The bark is thin and scaly, flaking off in small circular plates 5–10 cm across. The crown is conic, with widely spaced branches with drooping branchlets. The shoots are stout, pale buff-brown, glabrous, and with prominent pulvini. The leaves are needle-like, 23–35 mm long, stout, moderately flattened in cross-section (but unlike other spruces, flattened from side-to-side, not top-to-bottom), bright glossy green with inconspicuous lines of stomata; the tip is viciously sharp.

The cones are pendulous, broad cylindrical, 8.5–16 cm long (the largest of any North American spruce) and 3 cm broad when closed, opening to 6 cm broad. They have stiff, smoothly rounded scales 2-2.5 cm broad, and are green, maturing pale brown 6–8 months after pollination. The seeds are black, 4–8 mm long, with a 15–23 mm long pale brown wing.

Martinez's spruce was only discovered in 1981, and is endangered with just six small populations, comprising about 800 trees. Fossil evidence shows it had a wider distribution in the past, south to central Mexico.

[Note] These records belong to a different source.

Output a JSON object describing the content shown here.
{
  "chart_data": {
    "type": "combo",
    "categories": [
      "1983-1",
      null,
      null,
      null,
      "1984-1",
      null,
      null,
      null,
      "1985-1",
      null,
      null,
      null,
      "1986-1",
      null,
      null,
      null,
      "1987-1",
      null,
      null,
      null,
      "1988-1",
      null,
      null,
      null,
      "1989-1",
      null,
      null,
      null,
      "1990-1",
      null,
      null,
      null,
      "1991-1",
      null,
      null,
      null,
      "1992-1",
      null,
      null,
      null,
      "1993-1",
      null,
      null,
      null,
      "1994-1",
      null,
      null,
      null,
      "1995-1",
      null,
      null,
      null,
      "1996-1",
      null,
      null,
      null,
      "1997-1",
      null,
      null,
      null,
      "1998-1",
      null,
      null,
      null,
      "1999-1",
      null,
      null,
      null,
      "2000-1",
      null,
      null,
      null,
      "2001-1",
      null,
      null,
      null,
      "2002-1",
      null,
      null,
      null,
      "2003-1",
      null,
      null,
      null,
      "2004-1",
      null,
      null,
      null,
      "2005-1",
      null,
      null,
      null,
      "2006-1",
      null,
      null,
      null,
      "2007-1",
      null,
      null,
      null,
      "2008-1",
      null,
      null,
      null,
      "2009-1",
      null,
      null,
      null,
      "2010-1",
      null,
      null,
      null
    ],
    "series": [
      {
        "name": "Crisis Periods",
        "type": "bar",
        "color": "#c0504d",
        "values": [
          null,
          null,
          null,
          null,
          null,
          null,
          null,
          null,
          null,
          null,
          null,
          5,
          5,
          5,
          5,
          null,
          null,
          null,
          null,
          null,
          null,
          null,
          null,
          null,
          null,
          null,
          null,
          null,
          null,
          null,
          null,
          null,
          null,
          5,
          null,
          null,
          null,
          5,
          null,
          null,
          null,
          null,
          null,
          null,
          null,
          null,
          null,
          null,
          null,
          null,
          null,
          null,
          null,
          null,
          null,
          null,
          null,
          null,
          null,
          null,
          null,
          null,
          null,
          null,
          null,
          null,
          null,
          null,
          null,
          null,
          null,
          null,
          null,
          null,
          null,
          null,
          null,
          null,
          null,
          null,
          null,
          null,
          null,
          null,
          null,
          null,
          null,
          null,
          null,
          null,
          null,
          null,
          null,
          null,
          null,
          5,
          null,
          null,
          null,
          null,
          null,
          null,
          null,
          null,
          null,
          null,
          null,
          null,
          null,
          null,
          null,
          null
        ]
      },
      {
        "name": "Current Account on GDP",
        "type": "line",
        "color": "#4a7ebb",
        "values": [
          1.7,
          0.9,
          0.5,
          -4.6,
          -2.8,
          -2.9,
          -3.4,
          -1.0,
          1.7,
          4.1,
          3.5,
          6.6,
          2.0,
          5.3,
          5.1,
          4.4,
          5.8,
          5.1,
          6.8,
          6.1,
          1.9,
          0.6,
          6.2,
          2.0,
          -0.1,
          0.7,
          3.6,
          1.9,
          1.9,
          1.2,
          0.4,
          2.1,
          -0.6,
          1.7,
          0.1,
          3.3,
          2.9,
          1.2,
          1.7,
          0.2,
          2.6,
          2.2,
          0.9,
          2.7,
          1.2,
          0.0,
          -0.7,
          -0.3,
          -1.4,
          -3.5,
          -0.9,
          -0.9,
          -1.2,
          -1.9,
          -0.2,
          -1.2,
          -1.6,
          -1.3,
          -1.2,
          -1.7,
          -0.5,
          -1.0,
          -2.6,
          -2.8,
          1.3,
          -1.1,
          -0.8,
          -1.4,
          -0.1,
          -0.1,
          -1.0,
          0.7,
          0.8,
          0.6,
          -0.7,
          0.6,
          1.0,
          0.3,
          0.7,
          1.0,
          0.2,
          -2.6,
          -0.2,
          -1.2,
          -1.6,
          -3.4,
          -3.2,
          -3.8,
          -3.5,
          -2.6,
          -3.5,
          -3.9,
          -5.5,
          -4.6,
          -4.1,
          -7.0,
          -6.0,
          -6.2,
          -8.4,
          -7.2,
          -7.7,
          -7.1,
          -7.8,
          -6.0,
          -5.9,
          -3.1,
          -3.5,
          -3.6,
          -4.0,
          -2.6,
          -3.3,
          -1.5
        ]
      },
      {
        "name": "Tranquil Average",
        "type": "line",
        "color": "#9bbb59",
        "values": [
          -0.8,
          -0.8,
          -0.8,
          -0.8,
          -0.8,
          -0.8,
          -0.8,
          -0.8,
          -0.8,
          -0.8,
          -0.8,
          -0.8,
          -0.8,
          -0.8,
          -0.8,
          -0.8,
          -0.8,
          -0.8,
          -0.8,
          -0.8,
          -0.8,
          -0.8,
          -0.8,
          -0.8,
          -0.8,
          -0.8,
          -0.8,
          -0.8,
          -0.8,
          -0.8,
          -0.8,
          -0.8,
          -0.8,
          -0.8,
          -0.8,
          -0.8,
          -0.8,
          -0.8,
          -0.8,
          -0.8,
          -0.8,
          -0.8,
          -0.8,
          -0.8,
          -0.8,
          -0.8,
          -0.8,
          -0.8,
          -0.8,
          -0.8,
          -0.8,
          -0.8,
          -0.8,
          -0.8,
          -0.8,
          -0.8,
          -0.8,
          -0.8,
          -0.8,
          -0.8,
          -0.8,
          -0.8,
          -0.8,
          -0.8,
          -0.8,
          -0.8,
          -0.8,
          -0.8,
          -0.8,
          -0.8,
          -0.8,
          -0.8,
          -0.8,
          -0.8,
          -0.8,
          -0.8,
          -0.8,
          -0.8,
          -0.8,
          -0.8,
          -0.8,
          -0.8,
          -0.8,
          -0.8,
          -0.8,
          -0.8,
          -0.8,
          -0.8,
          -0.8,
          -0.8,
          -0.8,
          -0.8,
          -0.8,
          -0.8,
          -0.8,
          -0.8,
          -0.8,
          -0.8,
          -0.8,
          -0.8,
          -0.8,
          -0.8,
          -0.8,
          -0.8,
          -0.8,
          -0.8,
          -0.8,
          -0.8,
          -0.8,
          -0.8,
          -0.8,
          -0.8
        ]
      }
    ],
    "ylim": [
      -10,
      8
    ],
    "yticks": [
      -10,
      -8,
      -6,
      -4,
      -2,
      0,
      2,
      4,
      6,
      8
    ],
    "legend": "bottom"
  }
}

It is related to Chihuahua spruce from northwest Mexico, but differs in the longer, green leaves, and the larger, broader cones with larger scales. No other related spruces are found in North America, with its next-closest relatives in eastern Asia.

It is a very attractive tree and is starting to be planted as an ornamental tree in botanical gardens, particularly valued in warm areas as it is one of the most heat-tolerant of all spruces. It is named after the Mexican botanist Maximino Martínez.